Over time, some of the residents of Kuru Kururu have been experimenting with the manufacture of eddo flour on a very modest scale. The method of manufacture involves the drying and grinding of the eddo. It has been used in the cooking of various dishes. What the residents of Kuru Kururu do not know is the market potential of the product. It is an experiment that cries out for various forms of official support.
Some measure of support has come from the International Fund for Agricultural Development’s (IFAD) Rural Enterprise and Agricultural Development (READ) project being executed by the Ministry of Agriculture. The association has been the beneficiary of a $4 million grant from READ for the renovation of the building, reportedly a one-time mechanical workshop and a further $1 million loan to help purchase equipment with which to pursue the value-added project.
However, things have not been proceeding apace. The association is now experiencing a protracted wait to have the renovated building served with water and electricity.
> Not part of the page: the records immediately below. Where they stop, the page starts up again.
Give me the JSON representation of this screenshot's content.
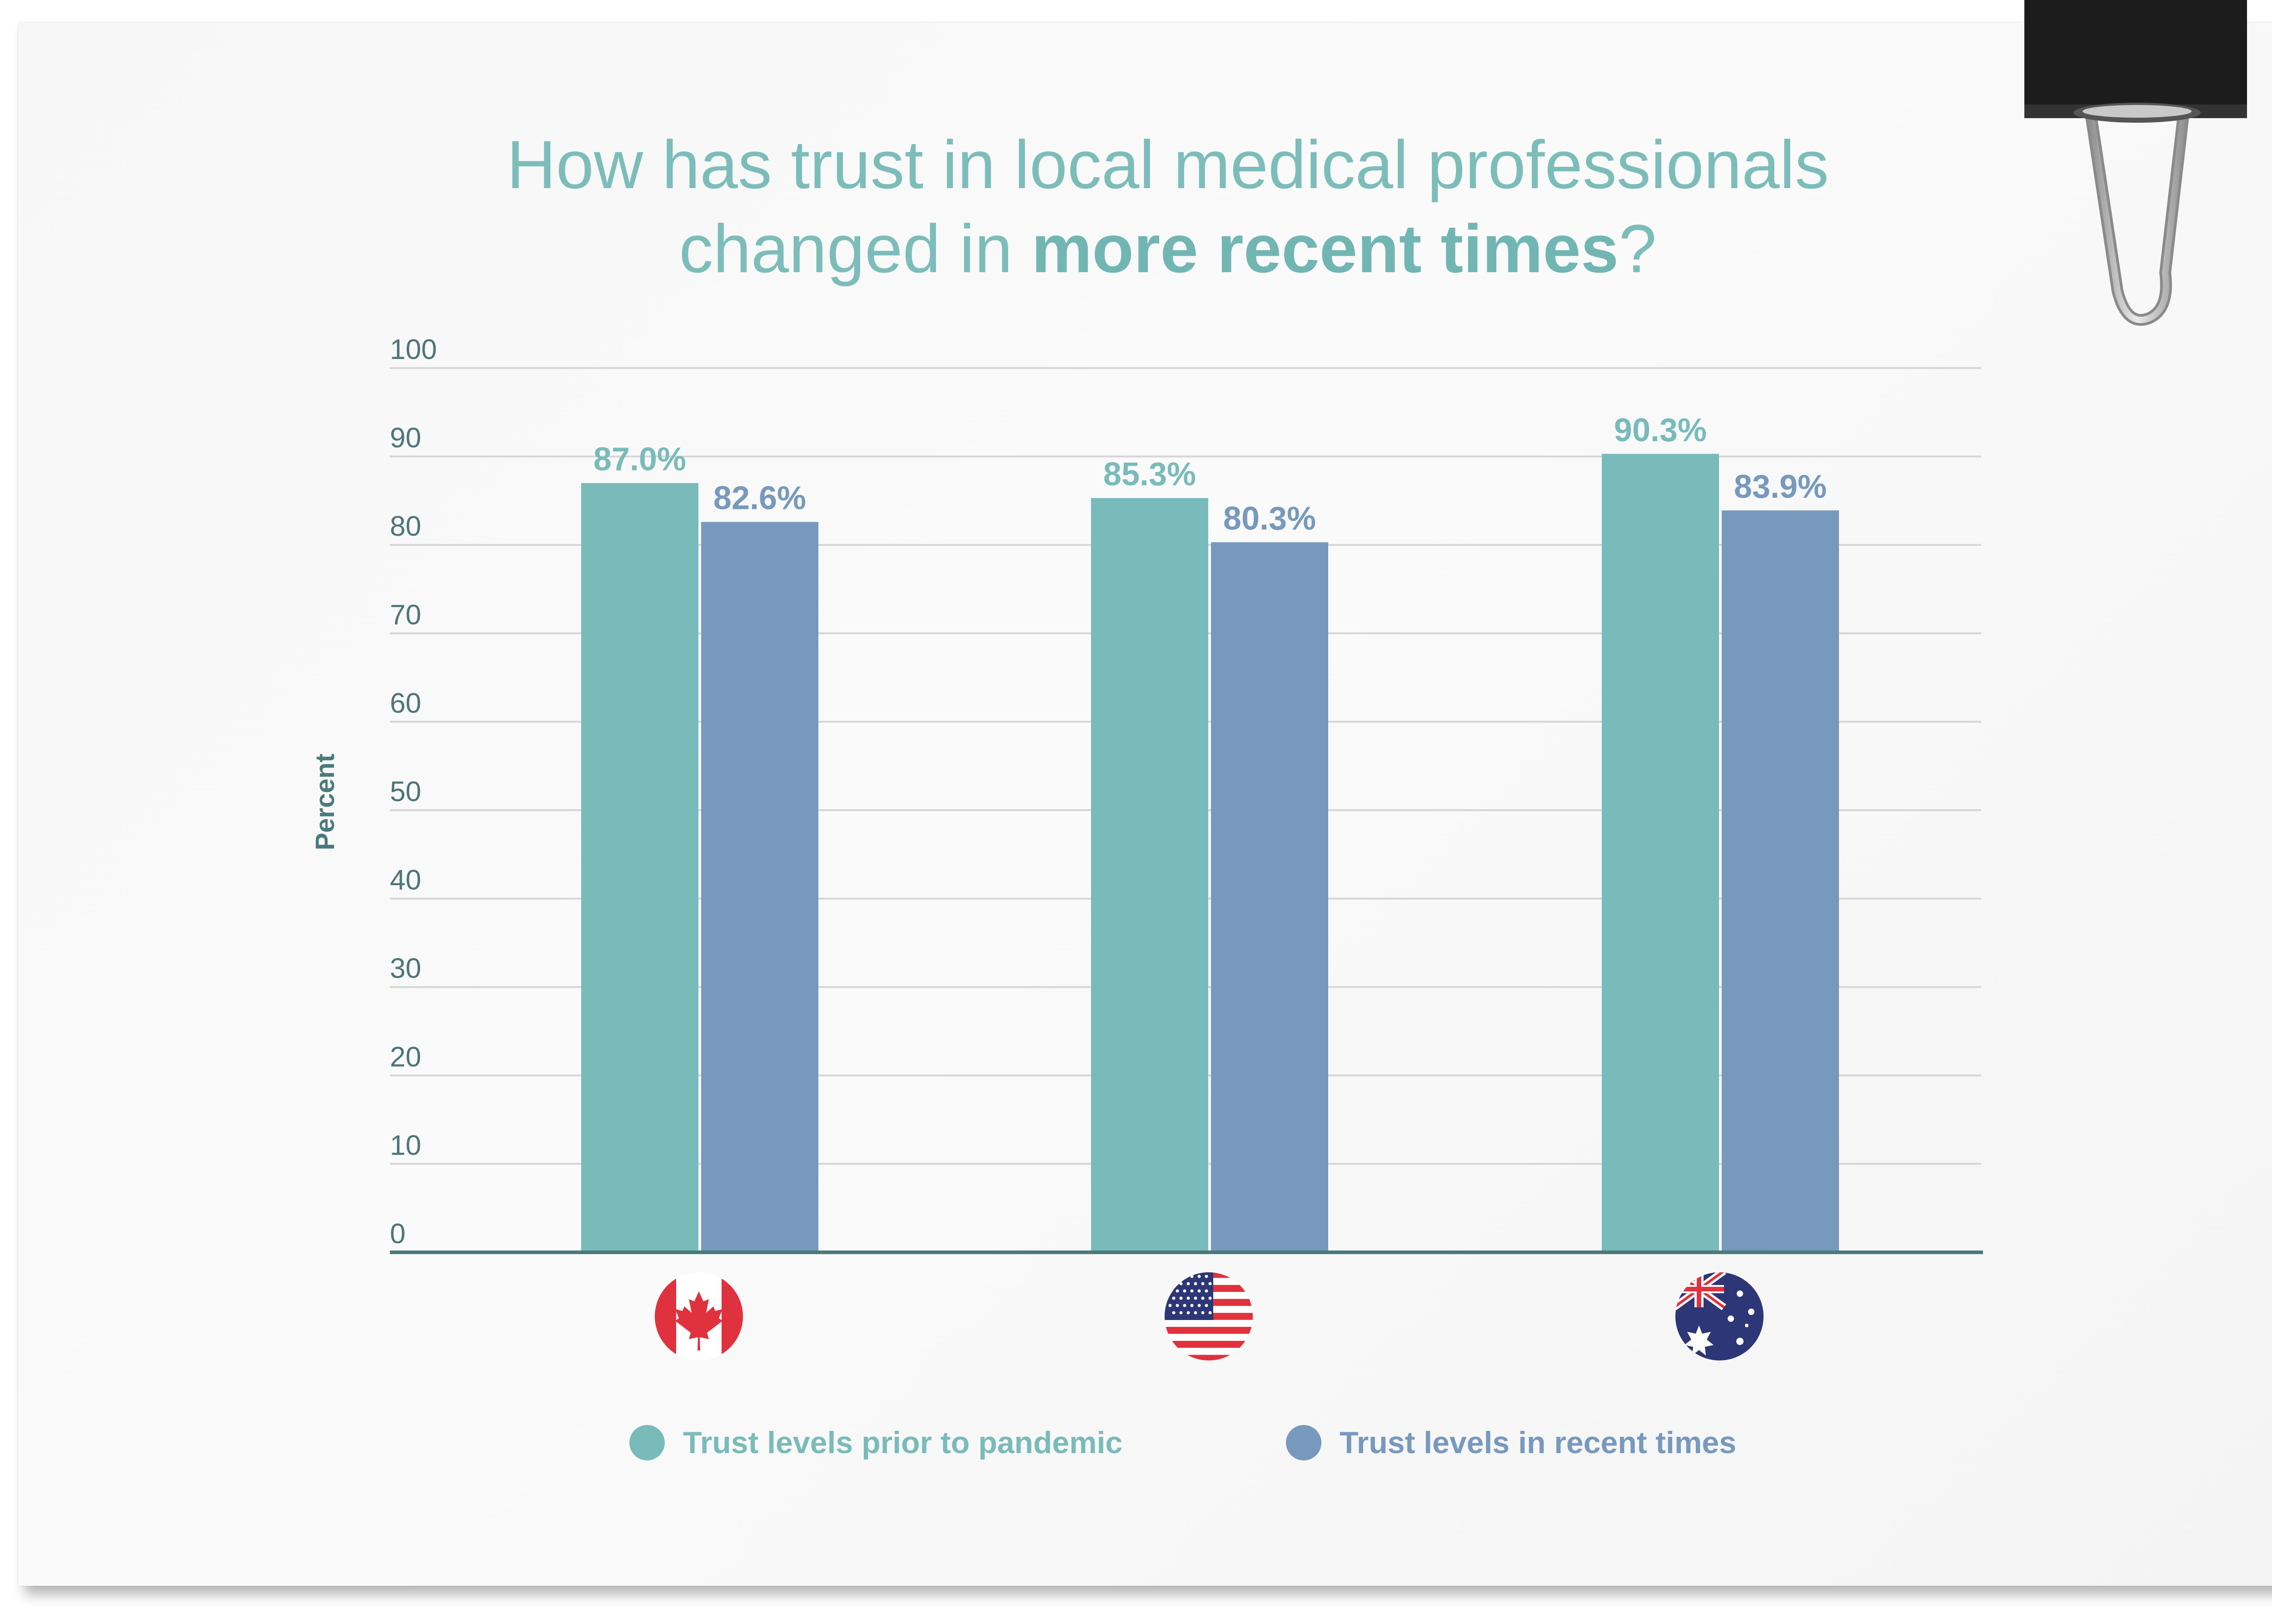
{
  "title": {
    "line1": "How has trust in local medical professionals",
    "line2_pre": "changed in ",
    "line2_bold": "more recent times",
    "line2_post": "?"
  },
  "chart_data": {
    "type": "bar",
    "categories": [
      "Canada",
      "United States",
      "Australia"
    ],
    "category_icons": [
      "canada-flag-icon",
      "usa-flag-icon",
      "australia-flag-icon"
    ],
    "series": [
      {
        "name": "Trust levels prior to pandemic",
        "values": [
          87.0,
          85.3,
          90.3
        ],
        "labels": [
          "87.0%",
          "85.3%",
          "90.3%"
        ],
        "color": "#79bbba"
      },
      {
        "name": "Trust levels in recent times",
        "values": [
          82.6,
          80.3,
          83.9
        ],
        "labels": [
          "82.6%",
          "80.3%",
          "83.9%"
        ],
        "color": "#7799bd"
      }
    ],
    "ylabel": "Percent",
    "ylim": [
      0,
      100
    ],
    "yticks": [
      "0",
      "10",
      "20",
      "30",
      "40",
      "50",
      "60",
      "70",
      "80",
      "90",
      "100"
    ],
    "grid": true,
    "legend_position": "bottom"
  },
  "colors": {
    "title": "#7cbdba",
    "axis": "#4a7a7c",
    "grid": "#d5d5d5",
    "tick_text": "#4e7577"
  }
}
More than that, the specific ventures which the members intend to pursue, including a decision on the purchase of machinery for the manufacture of value-added products still face some measure of uncertainty.
Years of pursuing agricultural ventures as a means of making a living have thought the members of the association that growth and development are stimulants that provide powerful incentives. Their own experience has been dotted with setbacks and an absence of sustained progress.
Thomas, who grew from a child into an adult at Kuru Kururu acknowledges the role agriculture has played in the development of the community but says its continued growth must be attended by something more. That something more, she says, has to be a programme of diversification into value-added commodities. She is excited about the possibilities eddo flour might offer but concedes that, for the moment at least, it constitutes “an experiment”. To take it forward the stakeholders will have to secure technical help with “the science of the project”. Then there are other considerations like financing the manufacture of the product, its marketing, its packaging and its distribution.
Thornhill, meanwhile, appears to have her feet planted firmly on the ground. She continues to be excited about the prospects which the group’s planned excursion into value-added food crops appears to hold but says that in the meantime she will continue to lend her professional skills to the teaching of children while continuing to pursue backyard farming and the vending of her produce on Sundays. Additionally, she points to the potential among women in the community to develop a sizeable craft market. Part of her hope is that the members of the association and the community as a whole might be granted space off the shoulder of the highway at a location close to their community to set up an open-air market. She believes Kuru Kururu grows sufficient food to sell to other communities as well as to persist with its ambition of becoming one of the country’s focal points for the production of value-added food products.